Gabriel se faufila vers le bar et frappa le zinc de ses phalanges pour attirer l'attention du vieux croulant qui tenait l'établissement.

— Oh ! S'cusez-moi, j'vous avais pas vu ! s'écria-t-il, sans trop se détourner de l'écran. Je vous sert quelque chose ?

— Vous avez quoi comme whisky ?

— Hem... T'endez voir que je regarde, c'est pas tous les jours qu'on me demande ça. Fronçant les sourcils, il se pencha pour ouvrir un petit placard sous la machine à café. J'ai du Jaunie Woquère, ça vous va?

Gabriel leva les yeux au ciel.

— Johnny Walker ? Vraiment ? Vous n'avez rien d'autre ?

— Ah ben non, mais y a du pastis, de la...

— C'est bon, pas la peine, servez moi ça, ça ira. Double, avec glace. Sur l'ardoise de Michel, tiens. Ça lui apprendra à m'inviter dans un... Bref.

— On ne va quand même pas en venir aux mots. Voilà, un double, avec les meilleurs glaçons de la maison, pour un client difficile. Et profitez bien du match !

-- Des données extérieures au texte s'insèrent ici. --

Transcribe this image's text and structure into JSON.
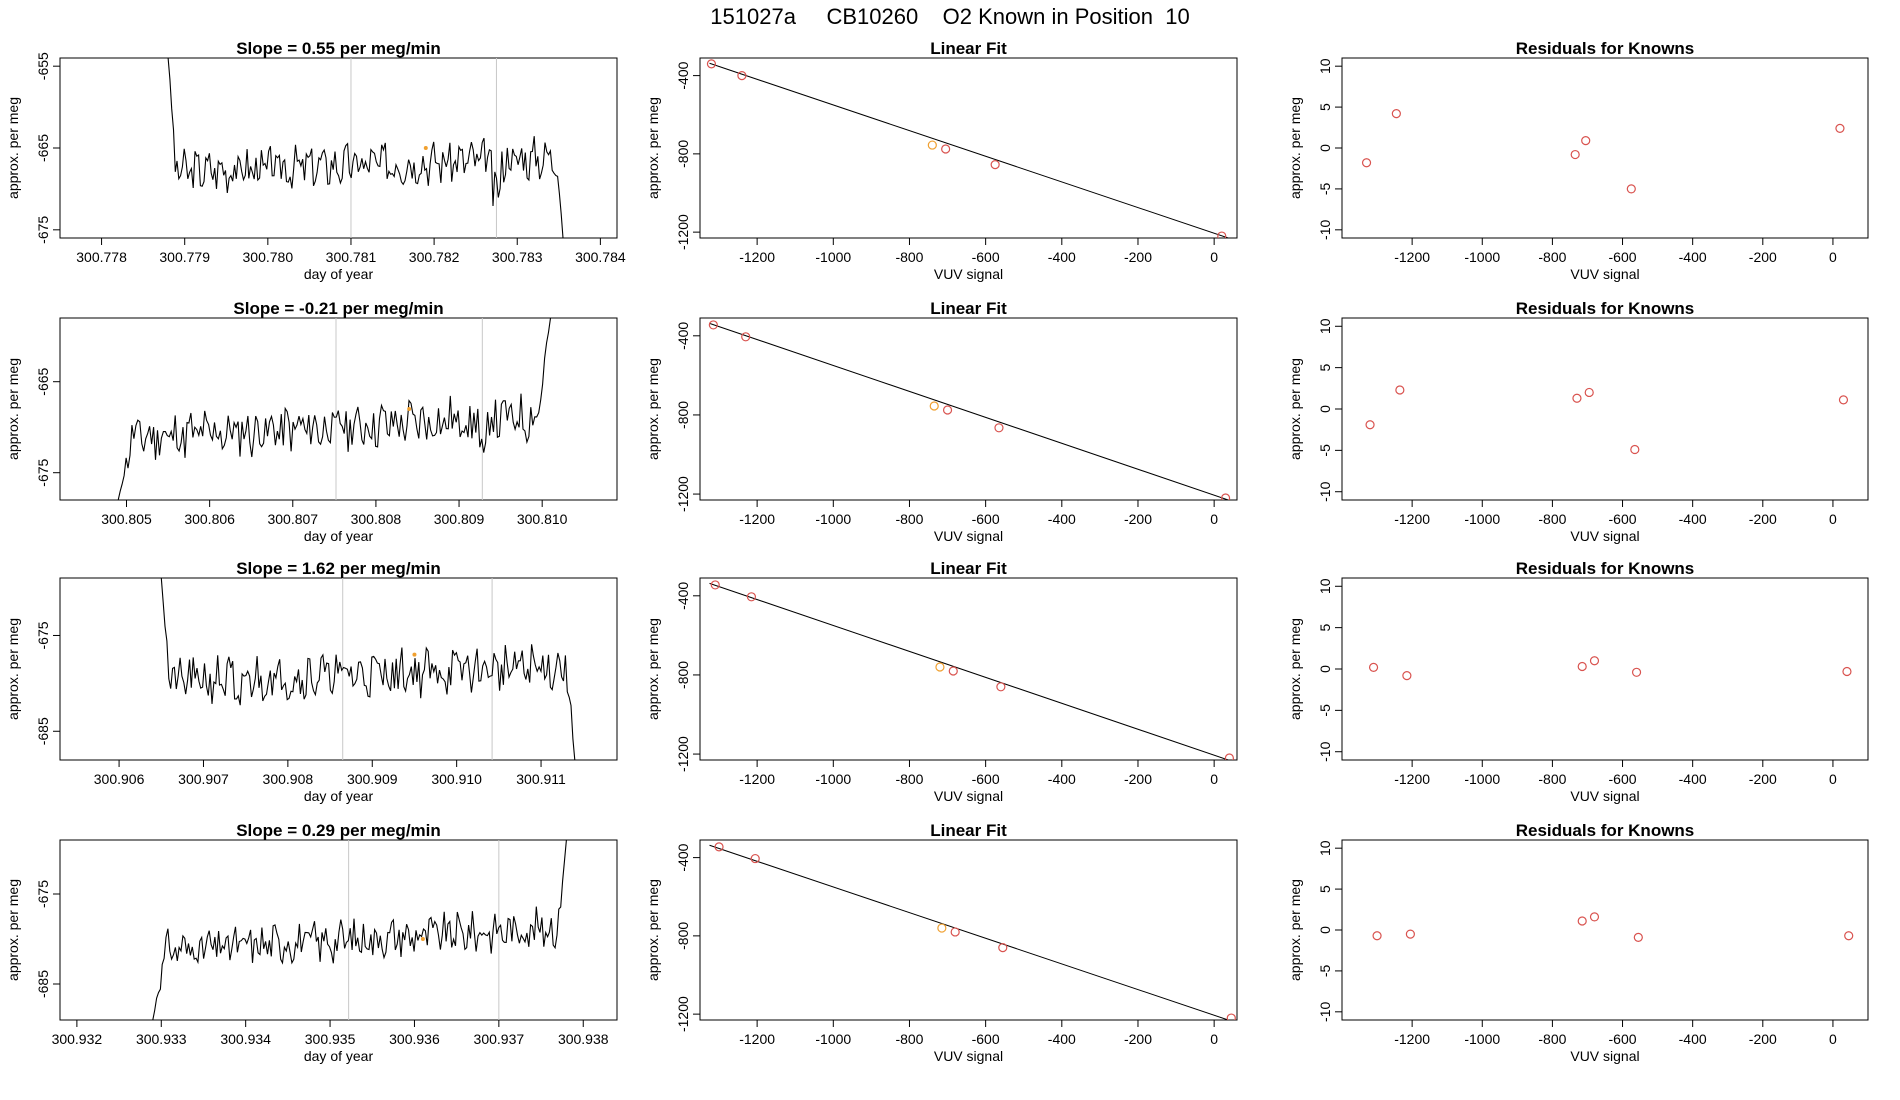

Gabriel s'empara de son verre glacé dans un grand geste dramatique, et se glissa entre les tables pour rejoindre ses collègues.

— Gabi ! s'écria le grand gaillard en bermuda et maillot de Saint-Étienne. T'as failli rater le début ! Ça a été la guerre pour te garder une chaise. Pose-toi donc. Raph ! Fais lui de la place.

Gabriel se laissa tomber sur la chaise de plastique inconfortable.

— Salut Michel. Salut Raphaël.

Le dénommé Raphaël se contenta de lui faire un petit signe de tête, avant de se replonger dans la contemplation d'un point un peu à l'écart de la télé. Michel quand à lui s'était rivé à nouveau sur l'écran. Gabriel laissa tomber sur la table une blague à tabac et entreprit de se rouler une cigarette.

— Tu m'en fais une aussi ?

— Raph... Je ne suis pas ton larbin. T'es tout à fait capable de rouler tes propres clopes.

— Mieux que toi, même. J'avais juste la flemme.

Gabriel pouffa. Raphaël ne changerait jamais. Pas en mille ans. Il poussa la blague à tabac vers son tire-au-flanc de collègue, craqua son Zippo pour allumer sa clope, prit une petite gorgée de whisky bas de gamme et leva enfin les yeux vers le match. Il n'avait rien raté. Godefroy venait à peine de passer l'arche d'Al-Aqsa.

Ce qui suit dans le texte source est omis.